The sound is one of the places that the game truly shines. The sound effects are something you'd expect from the TV show, as is the music. Since the TV show has very good music and sound effects, the game does as well. The voice acting is the best part of the sound. All the series' voice actors lend their talent to the game for their characters, and deliver extremely well. I think I at least snorted or chuckled out loud every time Beavis or Butthead spoke.
Virtual Stupidity is also side-splittingly funny. All the humorous tendencies from the show are here, such as Beavis and Butthead head banging as a short burst of rock music plays whenever something good happens. The game's script is also to-notch, and humor can be spontaneous, random, or stupid but always funny. Whenever you use the look cursor on something, Beavis and Butthead will say a different thing for each hotspot, and it's always funny.
The puzzles in the game provided a good challenge to me, as I'm a veteran adventure game player who usually needs a walkthrough.
The BadThere are very few problems with Virtual Stupidity. They are notable however. One minigame is required to complete the game, called Hock-a-Loogie. The game isn't very easy, and not explained very well either. It took me 120 hits to figure out I needed to right click to spit a green loogie. The game felt very out of place, and I thought another cleverly designed puzzle could replace it with better results.

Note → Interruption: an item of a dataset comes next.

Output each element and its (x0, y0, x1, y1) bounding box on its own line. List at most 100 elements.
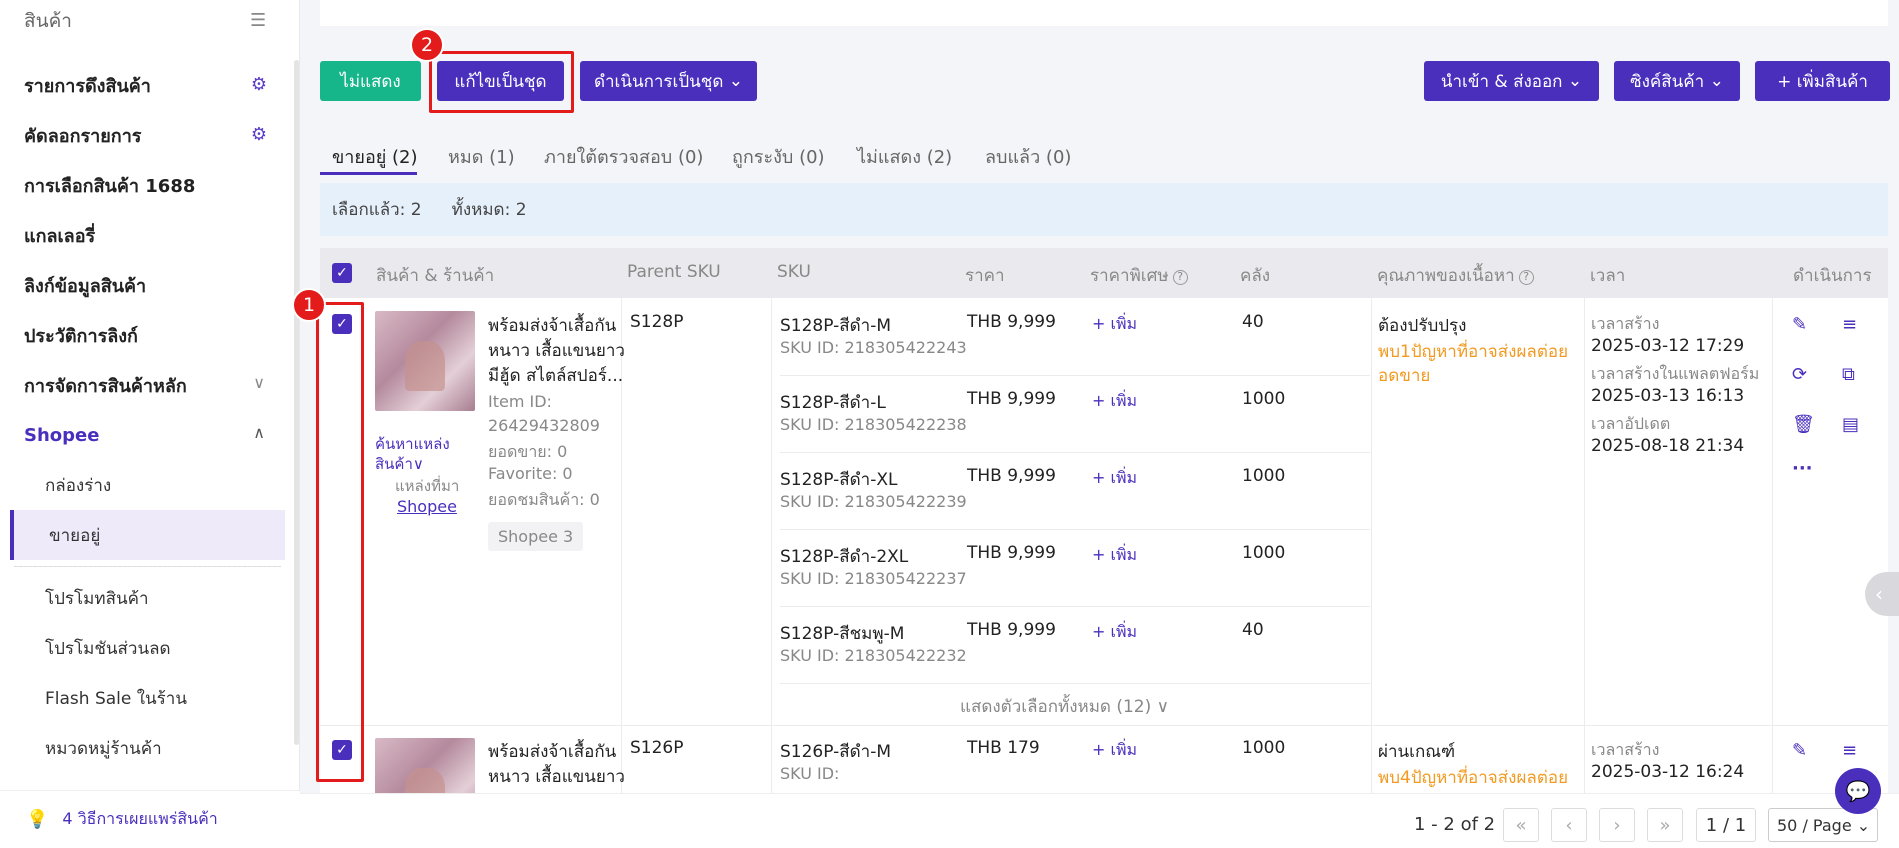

The game was one of the first Windows 95 games to ever be released, and the developers apparently felt obligated to make it run in a window. The size can be increased to up to three times the original 320x240 resolution, but this makes the AVI cutscenes very blurry. I also couldn't get the Full Screen option to work. It could be because I have Windows XP, a 17-inch monitor, or 1152x864 resolution, but I would've liked to see the full screen.
The Bottom LineBeavis and Butthead in Virtual Stupidity is one of the funniest games ever released. If you don't get the point of the show, the game's no different, but for those who appreciate that kind of humor, you'll love it.
Now I need to get that collection of episodes. What's the number to call again?